La nouvelle gouverneure générale, qui a fait de la défense de l'Arctique l'un de ses chevaux de bataille, a également évoqué la crise climatique. "Le Canada subit les conséquences disproportionnées des changements climatiques parce que l'Arctique se réchauffe plus rapidement que presque partout ailleurs sur la planète", a expliqué celle qui est la cinquième femme à représenter officiellement Elizabeth II, la cheffe d'Etat du Canada.
Sa nomination est un geste très politique puisqu'elle a surtout des fonctions protocolaires: elle est commandante en chef des forces armées, promulgue officiellement les lois et convoque ou dissout le Parlement. "C'est la première mais pas la dernière", veut croire Zincia Francis, habitante de Toronto de passage dans la capitale canadienne lundi. Jordan Glazer, étudiant de 22 ans, estime lui que "c'est un jour historique et une très grande victoire pour le Canada dans son entier".

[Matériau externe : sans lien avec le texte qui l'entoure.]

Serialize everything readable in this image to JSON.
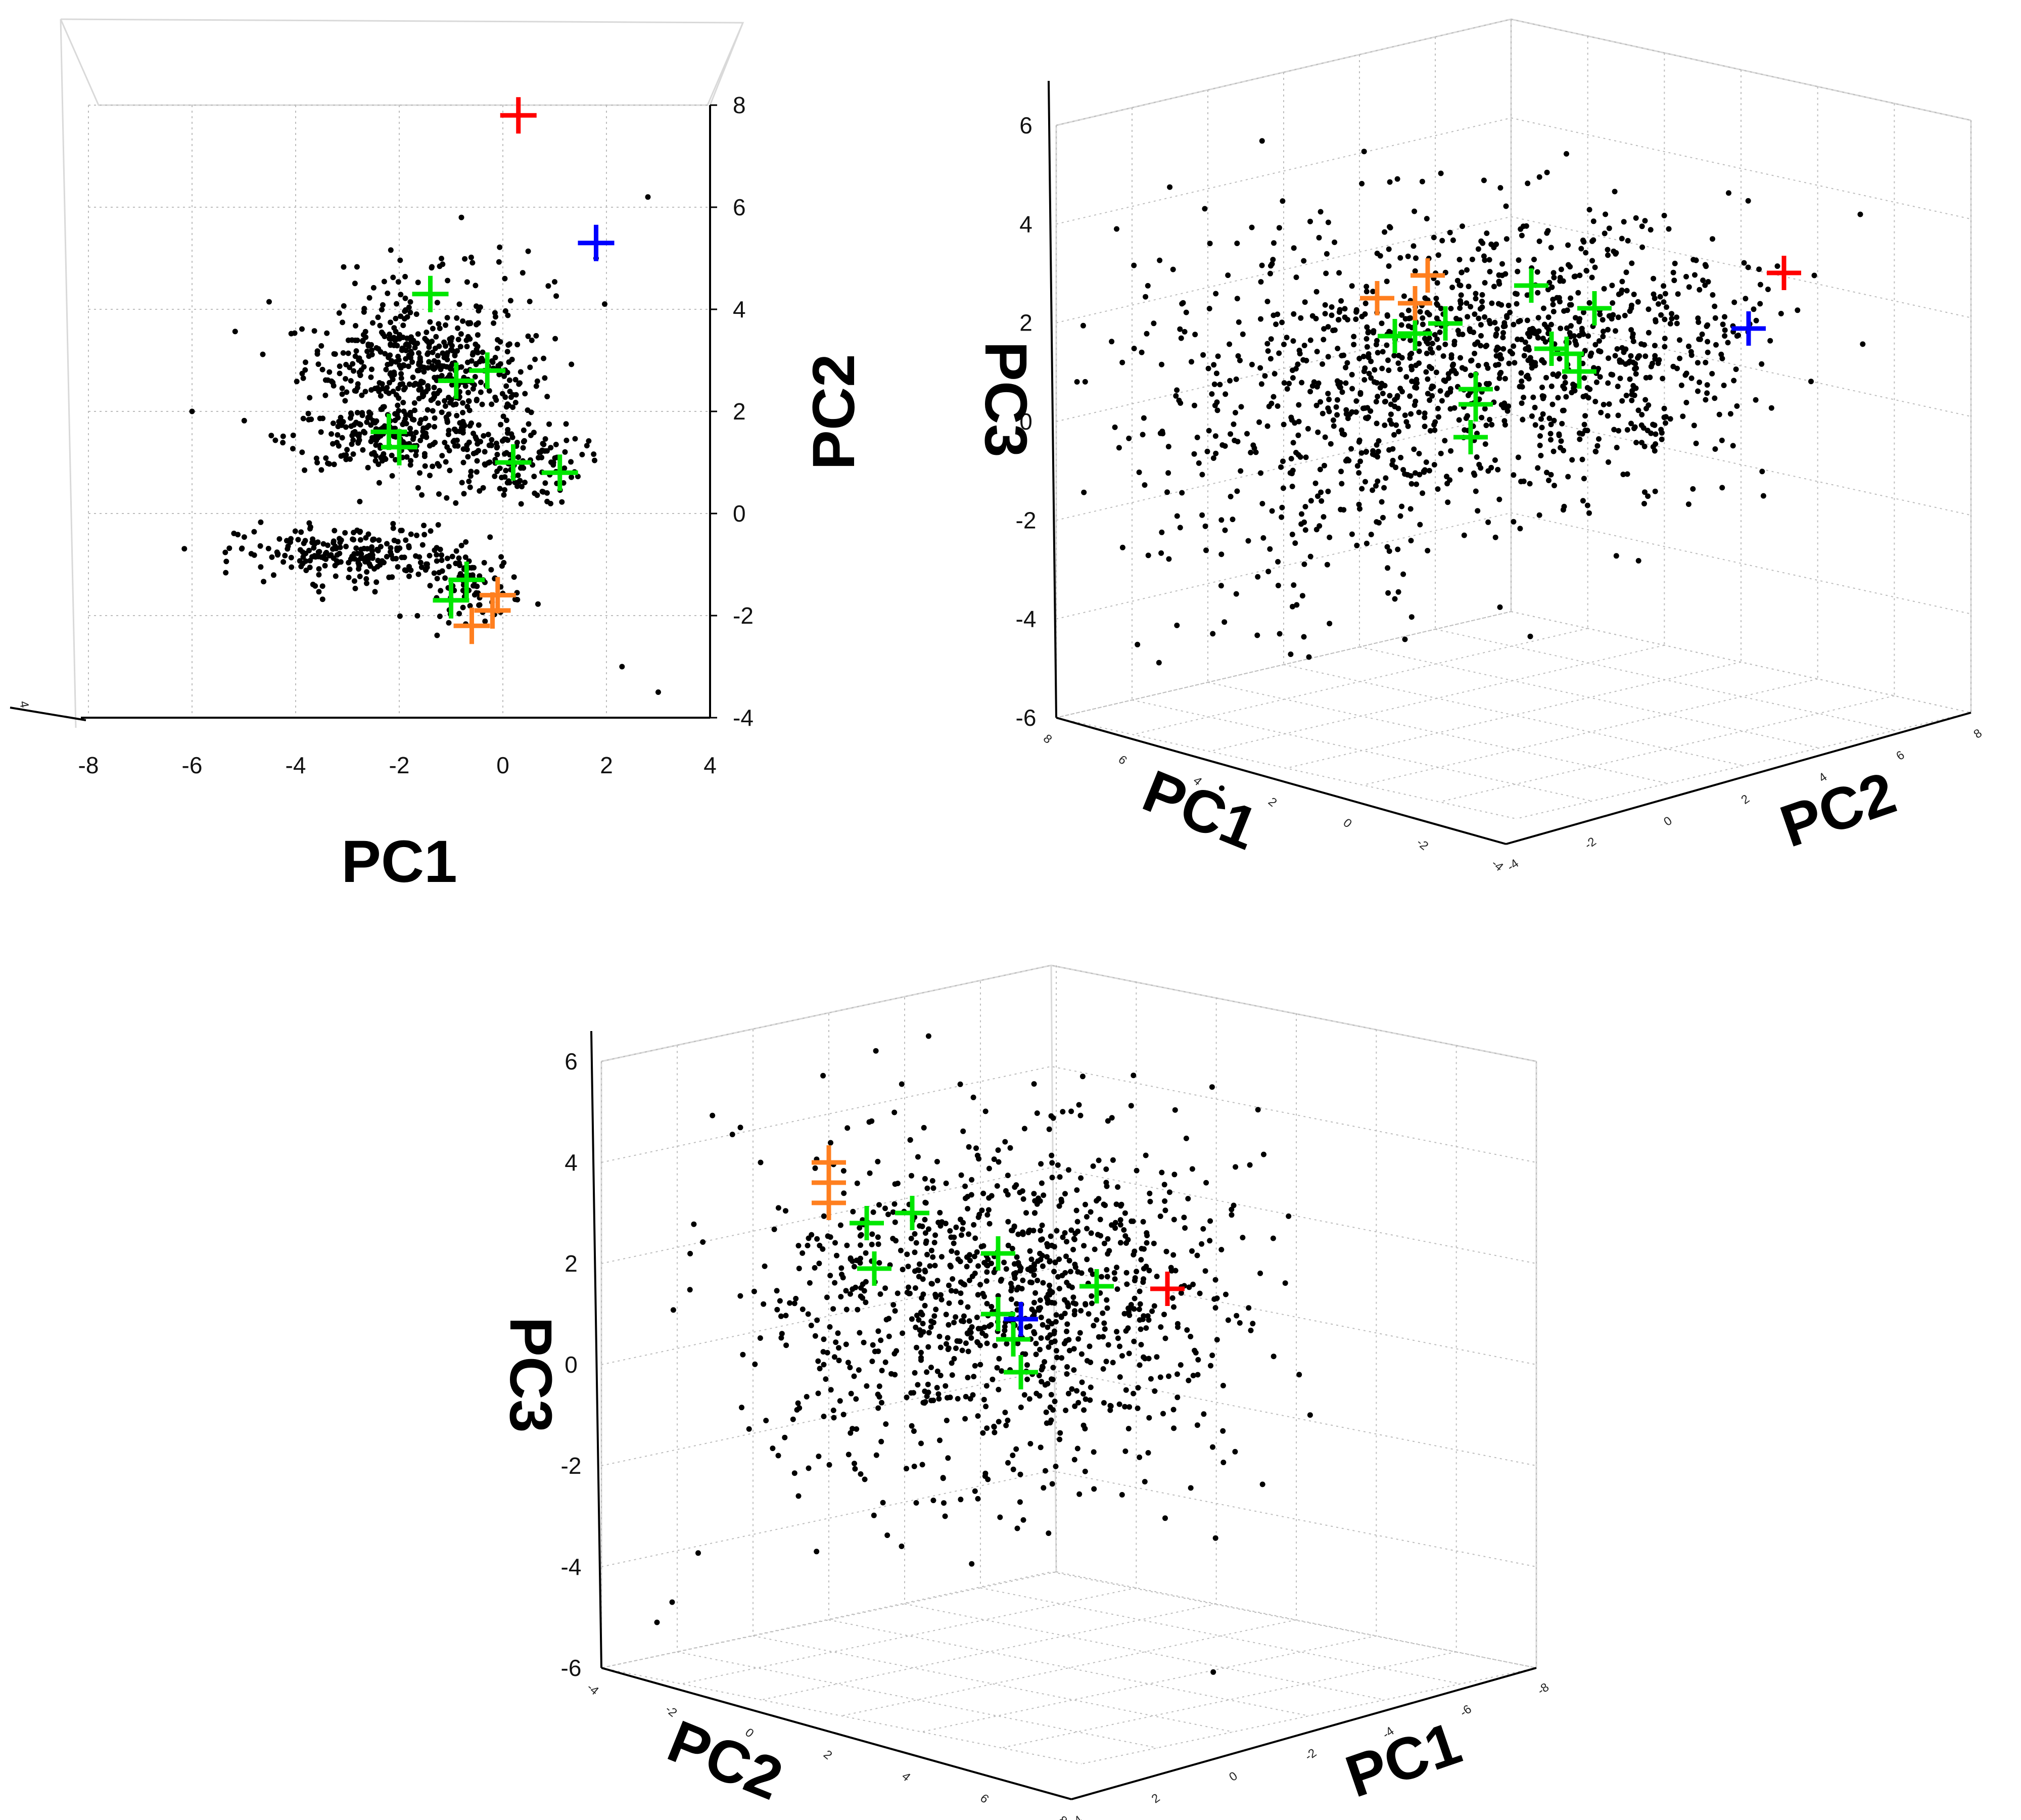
{
  "colors": {
    "points": "#000000",
    "red": "#ff0000",
    "blue": "#0000ff",
    "green": "#00e600",
    "orange": "#ff7f1f"
  },
  "chart_data": [
    {
      "type": "scatter",
      "view": "top",
      "title": "",
      "xlabel": "PC1",
      "ylabel": "PC2",
      "xlim": [
        -8,
        4
      ],
      "ylim": [
        -4,
        8
      ],
      "xticks": [
        "-8",
        "-6",
        "-4",
        "-2",
        "0",
        "2",
        "4"
      ],
      "yticks": [
        "-4",
        "-2",
        "0",
        "2",
        "4",
        "6",
        "8"
      ],
      "series": [
        {
          "name": "red",
          "color": "red",
          "marker": "plus",
          "points": [
            [
              0.3,
              7.8
            ]
          ]
        },
        {
          "name": "blue",
          "color": "blue",
          "marker": "plus",
          "points": [
            [
              1.8,
              5.3
            ]
          ]
        },
        {
          "name": "green",
          "color": "green",
          "marker": "plus",
          "points": [
            [
              -1.4,
              4.3
            ],
            [
              -0.9,
              2.6
            ],
            [
              -0.3,
              2.8
            ],
            [
              -2.2,
              1.6
            ],
            [
              -2.0,
              1.3
            ],
            [
              0.2,
              1.0
            ],
            [
              1.1,
              0.8
            ],
            [
              -1.0,
              -1.7
            ],
            [
              -0.7,
              -1.3
            ]
          ]
        },
        {
          "name": "orange",
          "color": "orange",
          "marker": "plus",
          "points": [
            [
              -0.1,
              -1.6
            ],
            [
              -0.2,
              -1.9
            ],
            [
              -0.6,
              -2.2
            ]
          ]
        }
      ]
    },
    {
      "type": "scatter3d",
      "view": "oblique",
      "title": "",
      "zlabel": "PC3",
      "xlabel": "PC1",
      "ylabel": "PC2",
      "zlim": [
        -6,
        6
      ],
      "zticks": [
        "6",
        "4",
        "2",
        "0",
        "-2",
        "-4",
        "-6"
      ],
      "pc1_ticks": [
        "8",
        "6",
        "4",
        "2",
        "0",
        "-2",
        "-4"
      ],
      "pc2_ticks": [
        "-4",
        "-2",
        "0",
        "2",
        "4",
        "6",
        "8"
      ],
      "series": [
        {
          "name": "red",
          "color": "red",
          "marker": "plus"
        },
        {
          "name": "blue",
          "color": "blue",
          "marker": "plus"
        },
        {
          "name": "green",
          "color": "green",
          "marker": "plus"
        },
        {
          "name": "orange",
          "color": "orange",
          "marker": "plus"
        }
      ]
    },
    {
      "type": "scatter3d",
      "view": "oblique",
      "title": "",
      "zlabel": "PC3",
      "xlabel": "PC2",
      "ylabel": "PC1",
      "zlim": [
        -6,
        6
      ],
      "zticks": [
        "6",
        "4",
        "2",
        "0",
        "-2",
        "-4",
        "-6"
      ],
      "pc2_ticks": [
        "-4",
        "-2",
        "0",
        "2",
        "4",
        "6",
        "8"
      ],
      "pc1_ticks": [
        "4",
        "2",
        "0",
        "-2",
        "-4",
        "-6",
        "-8"
      ],
      "series": [
        {
          "name": "red",
          "color": "red",
          "marker": "plus"
        },
        {
          "name": "blue",
          "color": "blue",
          "marker": "plus"
        },
        {
          "name": "green",
          "color": "green",
          "marker": "plus"
        },
        {
          "name": "orange",
          "color": "orange",
          "marker": "plus"
        }
      ]
    }
  ],
  "labels": {
    "pc1": "PC1",
    "pc2": "PC2",
    "pc3": "PC3"
  }
}
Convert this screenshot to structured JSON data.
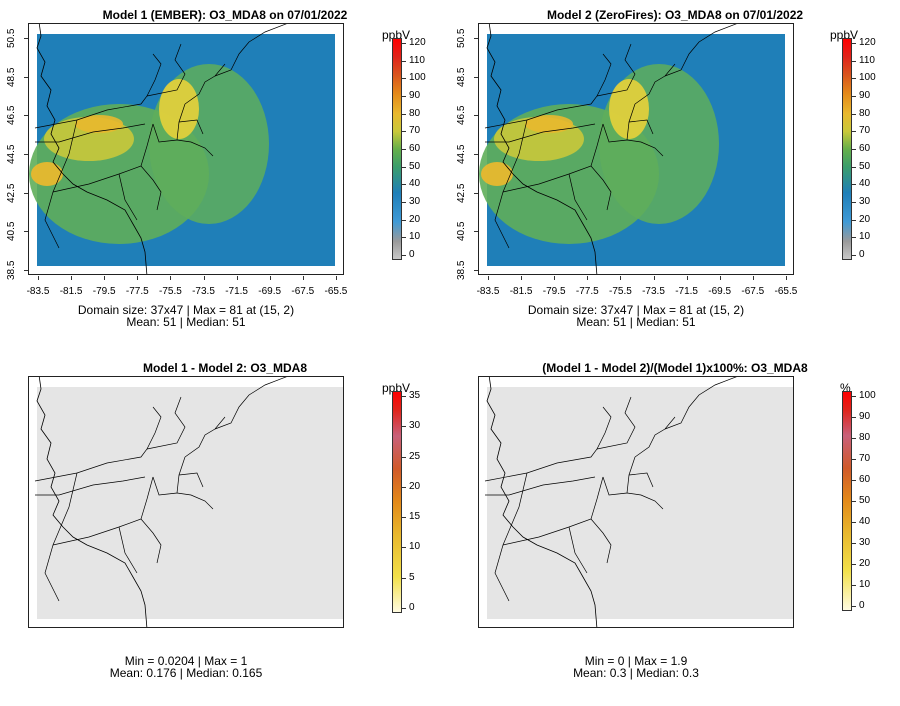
{
  "panels": {
    "p1": {
      "title": "Model 1 (EMBER): O3_MDA8 on 07/01/2022",
      "unit": "ppbV",
      "ticks": [
        "120",
        "110",
        "100",
        "90",
        "80",
        "70",
        "60",
        "50",
        "40",
        "30",
        "20",
        "10",
        "0"
      ],
      "stat1": "Domain size: 37x47 | Max = 81 at (15, 2)",
      "stat2": "Mean: 51 |  Median: 51"
    },
    "p2": {
      "title": "Model 2 (ZeroFires): O3_MDA8 on 07/01/2022",
      "unit": "ppbV",
      "ticks": [
        "120",
        "110",
        "100",
        "90",
        "80",
        "70",
        "60",
        "50",
        "40",
        "30",
        "20",
        "10",
        "0"
      ],
      "stat1": "Domain size: 37x47 | Max = 81 at (15, 2)",
      "stat2": "Mean: 51 |  Median: 51"
    },
    "p3": {
      "title": "Model 1 - Model 2: O3_MDA8",
      "unit": "ppbV",
      "ticks": [
        "35",
        "30",
        "25",
        "20",
        "15",
        "10",
        "5",
        "0"
      ],
      "stat1": "Min = 0.0204 | Max = 1",
      "stat2": "Mean: 0.176 |  Median: 0.165"
    },
    "p4": {
      "title": "(Model 1 - Model 2)/(Model 1)x100%: O3_MDA8",
      "unit": "%",
      "ticks": [
        "100",
        "90",
        "80",
        "70",
        "60",
        "50",
        "40",
        "30",
        "20",
        "10",
        "0"
      ],
      "stat1": "Min = 0 | Max = 1.9",
      "stat2": "Mean: 0.3 |  Median: 0.3"
    }
  },
  "axes": {
    "x_ticks": [
      "-83.5",
      "-81.5",
      "-79.5",
      "-77.5",
      "-75.5",
      "-73.5",
      "-71.5",
      "-69.5",
      "-67.5",
      "-65.5"
    ],
    "y_ticks": [
      "38.5",
      "40.5",
      "42.5",
      "44.5",
      "46.5",
      "48.5",
      "50.5"
    ]
  },
  "colors": {
    "high_ozone": "#e8b82e",
    "mid_ozone": "#5fae5a",
    "low_ozone": "#1f7fb8",
    "diff_background": "#e5e5e5"
  }
}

Pour Thierry Rodon, professeur de sciences politiques à l'université Laval à Québec, "c'est un pas de plus vers une réconciliation symbolique". Mais "la gouverneure générale n'a aucun pouvoir sur les politiques publiques donc cela ne changera rien à la question de l'accès à l'eau potable, la décolonisation de la relation établie par la loi sur les Indiens, la primauté du développement économique sur les droits autochtones..."
Jeudi, Mary Simon s'est entretenue avec la reine Elizabeth II par vidéoconférence. Elle est nommée pour cinq ans et succède à Julie Payette, qui a démissionné en janvier après des accusations de harcèlement au sein de son bureau.